In a 2012 study published in Current Biology, scientists said that beaked whales live in the South Pacific Ocean, which has some of the world’s deepest ocean trenches. The “enigmatic” cetaceans, of which there are 21 recognised species, are believed to be “exceptionally deep divers” the study said, spending their time far below the surface hunting squid and small fish.
Where do you find a freezer big enough to hold a whale? “Well, last year we had a sunfish,” said Fyfe, and he had found a cold store in Dunedin that had been happy to help store it (sun fish grow to about a metre in length).
On the beach that morning, the tide was coming in, threatening to trap King and his digger. So he and another person got to work. They ran a strap under the whale’s tail, which could be lifted fairly easily, and “under-mined” under its very heavy head; each digging from opposite sides until their hands met. He hooked the straps to the digger and lifted the whale into the air.
“I trundled along the beach with it and had to throw it up at the sand dune,” he said, and then drive up the dune and pull it up further. Eventually, he loaded the whale on to a truck.
New Zealand’s Indigenous people consider whales a taonga – a sacred treasure – of cultural significance, Te Rūnanga ō Ōtakou chair Nadia Wesley-Smith said. “We place importance on any species that is having a significant or out of the ordinary situation or incident that’s affecting them.”

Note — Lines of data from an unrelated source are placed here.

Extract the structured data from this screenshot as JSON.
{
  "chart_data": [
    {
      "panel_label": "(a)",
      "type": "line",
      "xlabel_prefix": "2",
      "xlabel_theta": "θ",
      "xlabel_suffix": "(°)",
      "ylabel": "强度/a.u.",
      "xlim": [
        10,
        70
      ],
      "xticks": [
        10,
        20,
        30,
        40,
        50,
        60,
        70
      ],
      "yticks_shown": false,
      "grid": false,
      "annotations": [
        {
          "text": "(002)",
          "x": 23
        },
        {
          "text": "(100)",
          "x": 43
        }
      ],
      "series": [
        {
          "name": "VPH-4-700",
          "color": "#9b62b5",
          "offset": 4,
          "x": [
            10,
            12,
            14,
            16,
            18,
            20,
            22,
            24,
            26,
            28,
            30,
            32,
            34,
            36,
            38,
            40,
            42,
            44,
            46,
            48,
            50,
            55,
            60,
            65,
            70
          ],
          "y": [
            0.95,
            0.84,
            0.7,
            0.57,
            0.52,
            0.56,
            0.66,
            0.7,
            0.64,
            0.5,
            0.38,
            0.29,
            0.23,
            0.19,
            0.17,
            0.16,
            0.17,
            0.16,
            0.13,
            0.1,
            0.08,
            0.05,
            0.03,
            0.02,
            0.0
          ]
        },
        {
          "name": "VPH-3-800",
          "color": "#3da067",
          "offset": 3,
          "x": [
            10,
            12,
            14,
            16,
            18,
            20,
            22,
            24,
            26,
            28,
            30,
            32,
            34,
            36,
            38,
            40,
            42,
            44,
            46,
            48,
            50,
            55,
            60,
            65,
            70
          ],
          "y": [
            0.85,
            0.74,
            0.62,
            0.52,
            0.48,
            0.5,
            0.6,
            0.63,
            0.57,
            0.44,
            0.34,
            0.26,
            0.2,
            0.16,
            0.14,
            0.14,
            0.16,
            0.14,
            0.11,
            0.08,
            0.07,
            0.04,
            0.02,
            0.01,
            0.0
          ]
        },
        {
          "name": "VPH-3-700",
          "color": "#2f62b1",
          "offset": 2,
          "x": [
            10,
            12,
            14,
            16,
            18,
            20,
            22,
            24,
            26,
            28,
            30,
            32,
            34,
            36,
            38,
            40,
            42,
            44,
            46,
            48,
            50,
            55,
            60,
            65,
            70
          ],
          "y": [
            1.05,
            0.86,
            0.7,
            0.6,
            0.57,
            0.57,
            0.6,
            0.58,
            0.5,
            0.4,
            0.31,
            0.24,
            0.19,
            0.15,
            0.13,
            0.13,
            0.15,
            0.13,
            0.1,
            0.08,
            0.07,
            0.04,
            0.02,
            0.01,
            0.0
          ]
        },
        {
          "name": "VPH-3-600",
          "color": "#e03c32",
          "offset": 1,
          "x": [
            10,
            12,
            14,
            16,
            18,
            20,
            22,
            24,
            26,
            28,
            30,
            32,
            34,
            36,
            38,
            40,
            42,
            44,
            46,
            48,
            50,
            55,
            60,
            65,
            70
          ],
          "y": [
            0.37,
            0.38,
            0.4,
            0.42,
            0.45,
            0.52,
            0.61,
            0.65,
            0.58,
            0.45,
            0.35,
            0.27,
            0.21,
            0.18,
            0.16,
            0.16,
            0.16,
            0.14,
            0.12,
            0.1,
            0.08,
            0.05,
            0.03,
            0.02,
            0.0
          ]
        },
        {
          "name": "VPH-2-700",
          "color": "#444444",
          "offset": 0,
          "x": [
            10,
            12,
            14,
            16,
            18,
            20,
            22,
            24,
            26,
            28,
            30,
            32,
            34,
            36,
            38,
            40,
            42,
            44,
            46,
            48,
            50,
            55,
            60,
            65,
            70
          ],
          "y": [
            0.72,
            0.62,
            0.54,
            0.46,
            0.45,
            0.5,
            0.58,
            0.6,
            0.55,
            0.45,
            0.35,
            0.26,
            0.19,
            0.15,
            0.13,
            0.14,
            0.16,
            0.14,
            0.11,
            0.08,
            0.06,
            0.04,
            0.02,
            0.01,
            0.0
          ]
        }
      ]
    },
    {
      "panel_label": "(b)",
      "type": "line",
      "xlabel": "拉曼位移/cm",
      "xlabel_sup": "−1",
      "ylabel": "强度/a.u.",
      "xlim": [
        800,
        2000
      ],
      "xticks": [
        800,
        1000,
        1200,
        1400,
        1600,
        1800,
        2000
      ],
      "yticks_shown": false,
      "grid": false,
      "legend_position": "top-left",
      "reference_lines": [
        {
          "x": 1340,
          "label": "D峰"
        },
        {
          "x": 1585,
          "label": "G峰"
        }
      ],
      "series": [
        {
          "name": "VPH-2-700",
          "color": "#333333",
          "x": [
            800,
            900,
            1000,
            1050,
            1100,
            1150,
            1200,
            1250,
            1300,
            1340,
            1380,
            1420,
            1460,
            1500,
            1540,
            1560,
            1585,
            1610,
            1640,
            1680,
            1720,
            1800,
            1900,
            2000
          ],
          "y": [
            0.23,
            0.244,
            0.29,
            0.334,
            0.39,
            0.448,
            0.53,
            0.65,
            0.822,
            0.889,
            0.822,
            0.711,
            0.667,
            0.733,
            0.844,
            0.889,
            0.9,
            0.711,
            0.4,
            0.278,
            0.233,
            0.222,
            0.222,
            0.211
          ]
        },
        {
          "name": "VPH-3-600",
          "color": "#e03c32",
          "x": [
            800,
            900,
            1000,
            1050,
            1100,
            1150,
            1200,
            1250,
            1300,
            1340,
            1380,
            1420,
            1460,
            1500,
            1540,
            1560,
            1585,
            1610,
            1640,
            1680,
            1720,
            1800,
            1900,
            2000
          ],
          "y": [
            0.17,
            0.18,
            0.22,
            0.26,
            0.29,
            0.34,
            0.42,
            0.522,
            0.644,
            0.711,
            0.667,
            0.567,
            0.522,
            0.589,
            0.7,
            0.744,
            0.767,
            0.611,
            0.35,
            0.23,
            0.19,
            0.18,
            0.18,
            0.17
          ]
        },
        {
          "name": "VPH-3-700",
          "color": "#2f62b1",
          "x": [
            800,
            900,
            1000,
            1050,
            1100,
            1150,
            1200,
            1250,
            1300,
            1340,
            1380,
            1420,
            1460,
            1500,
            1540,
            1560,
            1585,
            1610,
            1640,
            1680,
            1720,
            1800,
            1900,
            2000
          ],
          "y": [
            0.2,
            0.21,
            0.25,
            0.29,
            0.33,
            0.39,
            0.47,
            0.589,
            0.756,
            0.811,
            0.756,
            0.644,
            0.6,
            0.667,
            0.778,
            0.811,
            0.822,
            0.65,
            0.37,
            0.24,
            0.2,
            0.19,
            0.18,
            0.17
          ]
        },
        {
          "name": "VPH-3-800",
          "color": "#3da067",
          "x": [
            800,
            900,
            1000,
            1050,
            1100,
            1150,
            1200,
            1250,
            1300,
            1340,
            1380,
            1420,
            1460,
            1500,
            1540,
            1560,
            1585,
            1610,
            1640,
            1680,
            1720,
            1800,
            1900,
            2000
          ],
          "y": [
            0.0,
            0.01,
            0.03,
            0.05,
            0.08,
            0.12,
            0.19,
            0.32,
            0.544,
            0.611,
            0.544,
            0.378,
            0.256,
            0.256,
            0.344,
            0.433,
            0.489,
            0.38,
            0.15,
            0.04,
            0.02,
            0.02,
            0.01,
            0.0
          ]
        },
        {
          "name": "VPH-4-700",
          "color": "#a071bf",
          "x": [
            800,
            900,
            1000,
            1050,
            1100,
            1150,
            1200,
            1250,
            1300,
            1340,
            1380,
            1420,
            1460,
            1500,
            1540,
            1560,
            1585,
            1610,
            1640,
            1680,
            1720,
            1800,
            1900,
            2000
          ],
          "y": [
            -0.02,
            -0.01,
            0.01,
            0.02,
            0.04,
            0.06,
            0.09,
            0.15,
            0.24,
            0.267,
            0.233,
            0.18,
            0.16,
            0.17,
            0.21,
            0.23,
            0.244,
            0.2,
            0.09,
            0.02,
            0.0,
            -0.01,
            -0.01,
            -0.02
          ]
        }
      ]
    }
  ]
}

She spoke to young Ōtākou who were on the beach, and who tied a harakeke, a woven rope, around the whale’s tail as a mark of respect.
In pre-settler times, Wesley-Smith explains, the jawbone of the whale would have been taken as a mark of mana, or respect. In this case, because the whale is potentially so rare, Te Rūnanga ō Ōtākou is going to work with the DOC to make a plan for the whale’s remains once it has been studied.
Māori leaders then conducted a ceremony before the truck left acknowledging Tangaroa, God of the Sea, and the whale’s journey.
King drove the truck 20km to an industrial cold storage facility in Dunedin. Then he had to figure out how to get it into the cold room. “That turned into a real mission,” he said. The whale was five metres long and the door 2 metres wide. He tried a few different angles, and eventually got it through.
So, in a building somewhere in the city, there is a whale wrapped in plastic.
“Just imagine a five metre long white sausage,” said Fyfe.